Umberto Eco speaks about the power of narrative: it can change minds by allowing us to reflect, consult the truth tables, assess taken-for-granted know-ledge. Ahdaf’s feel for Islamic history and culture, the context in which the story unfolds, helped me to understand the Middle East. This in sharp contrast to the history I learned at school and authoritative Western media grand narratives.
I asked Ahdaf Soueif whether she deliberately intended her fiction to change and open minds. ‘I didn’t start off aiming to change people’s attitudes. My initial impulse (in Map of Love) was to write a story of High Romance, a “Desert Romance”, not spoofing the genre but taking it on. I wanted to create my own Romantic Hero but I wanted the story to be “real”, a story that “could have happened”. The politics and history came in, took over, as they do, I believe, in life.’
She doesn’t mind if readers don’t take on the deeper issues, accepts they come to the narrative with multiple points of view. She offers an opportunity and feels rewarded when they write to say the novel made them re-think their position. ‘These letters are the most rewarding of all.’
Western perceptions about Palestine, intifadas, the occupation and Islam are shaped by media narratives, revised daily. Adhaf suggests these can recycle prejudice without challenging it, they are formulaic. ‘Palestinians do something violent for no apparent reason. Then Israel does something violent in retaliation or to ensure the safety of its people.’ She believes this is neither just nor good reporting: ‘A good journalist should always try to tell the whole story.’

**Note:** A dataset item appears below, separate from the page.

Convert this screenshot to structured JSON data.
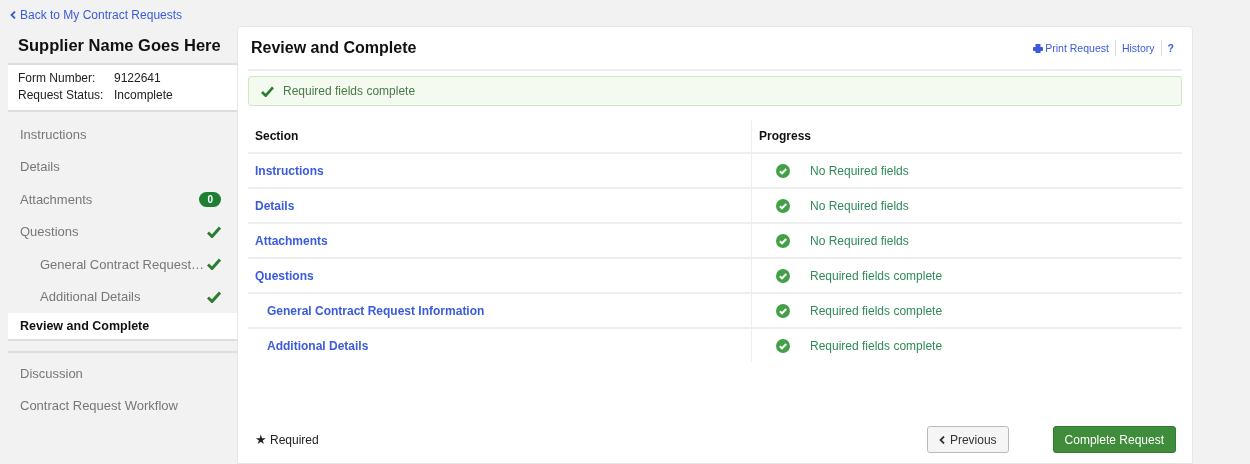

She is adept at realist narrative too, used it to tell the story of her visit to Israel and Palestine for the British Guardian newspaper: ‘Every single word described something that had actually happened or I had actually felt. I used the techniques of the novel, as it were, with myself as the narrator-character because I believe that these find a short-cut to readers’ hearts. They respect the reader.’
Palestinians have made progress in telling their own stories but many remain to be told. ‘I think the Palestinians have made it happen by taking to the streets and facing tanks with stones. Israel has made it happen by its brutality and arrogance. What I find impressive is Jewish people speaking up for the rights of Palestinians. That is a very difficult position to be in but the only honourable one.’
Palestinian suffering is, she says, everywhere. ‘Every person has a story worth telling, true stories from occupied territories tend to be stories of suffering and courage. The more of them Western readers can know the better.’
But she remains concerned about the future, especially the danger of a fundamentalist response. ‘As global convulsions get stronger and Western capitalism spreads, reactions against this in certain parts of the world will take extreme forms, sometimes clothed in the robes of fundamental Islam. It’s hard to predict where all this will lead, it’s hard to predict a hopeful outcome.’
Hope is crucial for world peace, Palestine, Israel and their future. If realist and fictional narratives are able to help prevent further bloodshed, fear, escalation of war, prejudice and suffering, then let us tell those stories.